Home Actualité internationale Afrique Le maintien de l’accord franco-algérien de 1968 sur l’immigration
Afrique

Le maintien de l’accord franco-algérien de 1968 sur l’immigration

L’Assemblée nationale rejette la dénonciation de l’accord franco-algérien de 1968

L’Assemblée nationale a rejeté jeudi un texte demandant aux autorités françaises de dénoncer l’accord franco-algérien de 1968, qui confère un statut particulier aux Algériens en matière de circulation, de séjour et d’emploi en France. La proposition de résolution a été repoussée, avec 151 voix contre et 114 pour. Elle avait été mise à l’ordre du jour par les députés Les Républicains (LR), dans le cadre de leur « niche parlementaire », une journée dont ils fixent à leur guise le programme.

Un accord historique qui divise

Signé en 1968, l’accord franco-algérien a été mis en place lorsque la France avait besoin de main-d’œuvre pour son économie. Cet accord écarte les Algériens du droit commun en matière d’immigration, leur octroyant des « certificats de résidence » plutôt que des cartes de séjour. Les Algériens bénéficient de certains avantages, tels que la possibilité de s’établir librement en France pour exercer une activité de commerçant ou une profession indépendante, ainsi qu’un accès plus rapide à la délivrance d’un titre de séjour de 10 ans par rapport aux ressortissants d’autres pays.

Une révision plutôt qu’une dénonciation

Lors des débats à l’Assemblée nationale, le gouvernement a rappelé qu’il envisageait une révision de l’accord plutôt que sa dénonciation. Selon le ministre délégué au Commerce extérieur, Olivier Becht, une dénonciation serait contre-productive et risquerait de provoquer une réaction des autorités algériennes, pouvant conduire à geler le dialogue migratoire. Certains députés macronistes ont soutenu l’envoi d’un « signal » à l’Algérie, mais le groupe Renaissance s’est accordé sur un vote défavorable.
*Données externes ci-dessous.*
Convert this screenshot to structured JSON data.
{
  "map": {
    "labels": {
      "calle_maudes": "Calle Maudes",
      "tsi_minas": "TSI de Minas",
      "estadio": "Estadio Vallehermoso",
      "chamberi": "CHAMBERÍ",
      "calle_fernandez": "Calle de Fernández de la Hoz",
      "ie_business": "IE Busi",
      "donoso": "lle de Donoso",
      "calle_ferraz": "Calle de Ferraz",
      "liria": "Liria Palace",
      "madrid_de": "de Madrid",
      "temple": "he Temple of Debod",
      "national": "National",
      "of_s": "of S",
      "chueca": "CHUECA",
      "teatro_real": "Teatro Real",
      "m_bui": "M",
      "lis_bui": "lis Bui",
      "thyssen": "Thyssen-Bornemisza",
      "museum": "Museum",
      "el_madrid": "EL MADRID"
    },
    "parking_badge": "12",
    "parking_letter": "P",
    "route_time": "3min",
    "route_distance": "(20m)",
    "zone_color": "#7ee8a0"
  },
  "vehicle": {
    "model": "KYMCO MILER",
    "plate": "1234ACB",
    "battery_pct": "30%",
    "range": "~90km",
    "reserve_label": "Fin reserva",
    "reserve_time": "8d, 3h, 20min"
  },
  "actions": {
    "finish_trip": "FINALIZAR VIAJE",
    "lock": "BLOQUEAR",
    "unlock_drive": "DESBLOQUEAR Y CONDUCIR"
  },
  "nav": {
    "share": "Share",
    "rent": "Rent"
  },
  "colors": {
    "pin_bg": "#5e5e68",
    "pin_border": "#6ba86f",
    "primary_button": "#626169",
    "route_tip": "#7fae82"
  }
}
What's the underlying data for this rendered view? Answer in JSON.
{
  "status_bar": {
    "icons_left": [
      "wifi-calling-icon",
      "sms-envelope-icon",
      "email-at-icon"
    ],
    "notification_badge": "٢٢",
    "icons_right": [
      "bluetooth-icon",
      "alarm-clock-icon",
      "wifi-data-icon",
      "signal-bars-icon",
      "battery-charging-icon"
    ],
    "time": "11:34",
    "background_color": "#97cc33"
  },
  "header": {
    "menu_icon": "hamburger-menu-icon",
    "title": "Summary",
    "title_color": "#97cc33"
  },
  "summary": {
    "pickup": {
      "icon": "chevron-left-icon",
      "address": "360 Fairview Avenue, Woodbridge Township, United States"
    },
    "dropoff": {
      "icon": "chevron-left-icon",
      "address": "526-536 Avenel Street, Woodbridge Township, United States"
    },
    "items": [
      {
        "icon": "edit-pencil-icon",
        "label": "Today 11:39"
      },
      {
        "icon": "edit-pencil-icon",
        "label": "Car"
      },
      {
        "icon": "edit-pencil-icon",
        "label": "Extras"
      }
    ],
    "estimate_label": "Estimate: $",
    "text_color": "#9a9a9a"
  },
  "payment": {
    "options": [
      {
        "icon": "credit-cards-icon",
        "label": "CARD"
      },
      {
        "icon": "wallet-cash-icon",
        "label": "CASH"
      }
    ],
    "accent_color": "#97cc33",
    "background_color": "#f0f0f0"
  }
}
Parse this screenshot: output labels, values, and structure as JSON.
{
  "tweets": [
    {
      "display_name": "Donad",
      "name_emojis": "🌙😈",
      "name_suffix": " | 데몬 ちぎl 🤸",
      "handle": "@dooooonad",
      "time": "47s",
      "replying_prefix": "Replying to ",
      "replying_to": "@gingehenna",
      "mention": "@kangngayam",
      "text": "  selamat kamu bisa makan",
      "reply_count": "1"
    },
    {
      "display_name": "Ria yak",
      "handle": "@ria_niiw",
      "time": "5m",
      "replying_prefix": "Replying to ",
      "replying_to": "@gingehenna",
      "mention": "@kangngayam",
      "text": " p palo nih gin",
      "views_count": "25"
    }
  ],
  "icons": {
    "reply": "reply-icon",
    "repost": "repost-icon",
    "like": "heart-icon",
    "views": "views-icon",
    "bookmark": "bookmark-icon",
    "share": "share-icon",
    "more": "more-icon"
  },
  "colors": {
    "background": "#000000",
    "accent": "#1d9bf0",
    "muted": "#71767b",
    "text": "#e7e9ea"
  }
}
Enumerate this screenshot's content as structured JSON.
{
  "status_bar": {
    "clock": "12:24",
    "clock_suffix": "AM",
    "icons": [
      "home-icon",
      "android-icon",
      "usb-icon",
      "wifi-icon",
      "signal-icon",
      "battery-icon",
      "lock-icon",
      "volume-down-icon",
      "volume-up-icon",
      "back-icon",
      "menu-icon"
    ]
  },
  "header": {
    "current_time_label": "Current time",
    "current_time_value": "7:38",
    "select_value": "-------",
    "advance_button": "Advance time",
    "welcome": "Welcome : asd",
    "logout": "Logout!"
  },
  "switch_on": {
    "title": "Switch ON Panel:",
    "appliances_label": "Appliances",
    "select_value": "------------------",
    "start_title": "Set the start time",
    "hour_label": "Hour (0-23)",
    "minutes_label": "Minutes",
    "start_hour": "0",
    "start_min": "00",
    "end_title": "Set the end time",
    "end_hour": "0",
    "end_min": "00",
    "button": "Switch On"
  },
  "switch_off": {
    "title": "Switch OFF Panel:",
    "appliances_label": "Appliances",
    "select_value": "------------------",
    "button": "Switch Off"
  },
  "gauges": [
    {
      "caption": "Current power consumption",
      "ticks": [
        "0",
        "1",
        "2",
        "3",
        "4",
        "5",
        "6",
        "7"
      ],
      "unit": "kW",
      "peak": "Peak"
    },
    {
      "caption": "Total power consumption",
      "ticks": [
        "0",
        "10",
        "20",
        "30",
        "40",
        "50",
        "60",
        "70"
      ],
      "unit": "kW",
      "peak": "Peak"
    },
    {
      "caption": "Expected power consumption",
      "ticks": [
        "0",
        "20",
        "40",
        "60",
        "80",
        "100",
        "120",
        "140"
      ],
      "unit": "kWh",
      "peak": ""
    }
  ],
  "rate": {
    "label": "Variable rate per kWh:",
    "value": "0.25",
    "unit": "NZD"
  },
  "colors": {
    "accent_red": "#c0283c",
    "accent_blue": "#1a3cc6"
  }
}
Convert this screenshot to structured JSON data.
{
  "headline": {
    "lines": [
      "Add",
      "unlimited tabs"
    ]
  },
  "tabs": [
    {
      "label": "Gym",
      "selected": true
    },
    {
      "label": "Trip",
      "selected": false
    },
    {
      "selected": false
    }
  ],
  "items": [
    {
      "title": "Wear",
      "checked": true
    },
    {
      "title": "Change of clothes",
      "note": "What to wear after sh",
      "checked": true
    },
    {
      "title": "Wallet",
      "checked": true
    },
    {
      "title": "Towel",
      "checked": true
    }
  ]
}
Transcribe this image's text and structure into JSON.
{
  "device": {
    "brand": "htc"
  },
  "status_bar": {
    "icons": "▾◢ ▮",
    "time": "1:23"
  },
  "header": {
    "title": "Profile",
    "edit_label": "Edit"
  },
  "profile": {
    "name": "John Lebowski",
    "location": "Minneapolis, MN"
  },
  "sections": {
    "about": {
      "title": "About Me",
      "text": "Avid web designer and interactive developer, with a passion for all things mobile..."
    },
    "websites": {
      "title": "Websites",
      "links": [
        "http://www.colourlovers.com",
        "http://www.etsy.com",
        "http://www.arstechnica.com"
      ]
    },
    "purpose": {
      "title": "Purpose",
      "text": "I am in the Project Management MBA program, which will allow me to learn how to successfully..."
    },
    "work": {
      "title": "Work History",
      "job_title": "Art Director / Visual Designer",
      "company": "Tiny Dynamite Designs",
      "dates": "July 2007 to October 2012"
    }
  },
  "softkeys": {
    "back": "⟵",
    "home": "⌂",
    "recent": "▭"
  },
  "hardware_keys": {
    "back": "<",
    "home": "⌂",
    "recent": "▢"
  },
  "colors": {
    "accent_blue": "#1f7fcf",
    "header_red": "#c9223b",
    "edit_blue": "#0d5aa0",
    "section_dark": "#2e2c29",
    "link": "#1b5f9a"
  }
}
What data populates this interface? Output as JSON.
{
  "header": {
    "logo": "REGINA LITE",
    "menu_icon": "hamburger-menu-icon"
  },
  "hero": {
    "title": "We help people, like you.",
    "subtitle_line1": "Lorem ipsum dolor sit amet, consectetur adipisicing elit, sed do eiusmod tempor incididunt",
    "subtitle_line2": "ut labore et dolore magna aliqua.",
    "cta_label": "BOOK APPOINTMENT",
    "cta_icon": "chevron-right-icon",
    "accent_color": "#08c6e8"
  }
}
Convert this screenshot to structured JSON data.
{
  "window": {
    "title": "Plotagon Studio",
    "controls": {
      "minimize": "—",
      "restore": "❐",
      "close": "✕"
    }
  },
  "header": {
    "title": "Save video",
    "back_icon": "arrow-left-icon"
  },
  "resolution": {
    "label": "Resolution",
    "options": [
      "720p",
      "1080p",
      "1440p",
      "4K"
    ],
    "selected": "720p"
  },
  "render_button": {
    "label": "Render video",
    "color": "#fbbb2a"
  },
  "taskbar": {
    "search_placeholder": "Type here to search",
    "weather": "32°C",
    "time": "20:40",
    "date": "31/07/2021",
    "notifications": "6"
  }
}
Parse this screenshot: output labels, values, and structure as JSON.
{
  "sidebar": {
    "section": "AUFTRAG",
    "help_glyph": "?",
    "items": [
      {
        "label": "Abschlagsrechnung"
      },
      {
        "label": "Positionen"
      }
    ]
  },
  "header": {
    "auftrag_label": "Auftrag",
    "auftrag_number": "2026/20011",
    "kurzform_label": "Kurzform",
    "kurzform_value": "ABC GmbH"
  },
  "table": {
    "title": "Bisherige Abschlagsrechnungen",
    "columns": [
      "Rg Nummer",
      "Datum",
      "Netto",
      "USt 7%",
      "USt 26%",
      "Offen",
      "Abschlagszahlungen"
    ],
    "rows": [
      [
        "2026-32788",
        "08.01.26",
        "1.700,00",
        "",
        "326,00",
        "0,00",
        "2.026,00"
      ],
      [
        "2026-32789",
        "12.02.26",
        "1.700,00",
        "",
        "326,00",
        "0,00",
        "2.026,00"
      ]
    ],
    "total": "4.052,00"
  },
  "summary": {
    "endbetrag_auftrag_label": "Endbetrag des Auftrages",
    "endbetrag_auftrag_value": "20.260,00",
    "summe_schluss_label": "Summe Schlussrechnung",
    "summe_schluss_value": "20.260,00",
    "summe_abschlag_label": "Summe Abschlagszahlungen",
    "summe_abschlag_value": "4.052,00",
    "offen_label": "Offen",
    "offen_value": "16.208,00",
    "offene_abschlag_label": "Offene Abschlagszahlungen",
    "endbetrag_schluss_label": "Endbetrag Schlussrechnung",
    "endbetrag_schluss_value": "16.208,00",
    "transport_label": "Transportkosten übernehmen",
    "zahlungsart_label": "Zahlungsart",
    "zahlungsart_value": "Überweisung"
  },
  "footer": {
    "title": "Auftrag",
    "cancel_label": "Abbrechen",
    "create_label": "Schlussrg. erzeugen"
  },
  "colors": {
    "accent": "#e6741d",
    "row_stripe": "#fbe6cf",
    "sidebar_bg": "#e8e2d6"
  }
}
En résumé, l’Assemblée nationale a rejeté la dénonciation de l’accord franco-algérien de 1968, qui confère un statut particulier aux Algériens en matière de circulation, de séjour et d’emploi en France. Cet accord, signé en 1968, écarte les Algériens du droit commun en matière d’immigration et leur octroie des « certificats de résidence ». Le gouvernement envisage une révision de l’accord plutôt que sa dénonciation, afin d’éviter une réaction des autorités algériennes et de préserver le dialogue migratoire. Cette décision divise les députés et suscite des débats sur les questions migratoires et les relations entre la France et l’Algérie.

Laisser un commentaire

Laisser un commentaire

Votre adresse e-mail ne sera pas publiée. Les champs obligatoires sont indiqués avec *

A LIRE AUSSI ...

Déportations de migrants vers le Rwanda : le bras de fer persiste

Le gouvernement britannique persiste dans son projet de déporter des demandeurs d’asile...

Au Maroc, l’aéroport de Marrakech s’apprête à vivre une semaine historique !

Aéroport international de Marrakech L’aéroport international de Marrakech, au Maroc, est sur...

Ambassadeur du Niger convoqué en Algérie

Les autorités algériennes ont convoqué l’ambassadeur du Niger à Alger pour clarifier...

[quads id=1]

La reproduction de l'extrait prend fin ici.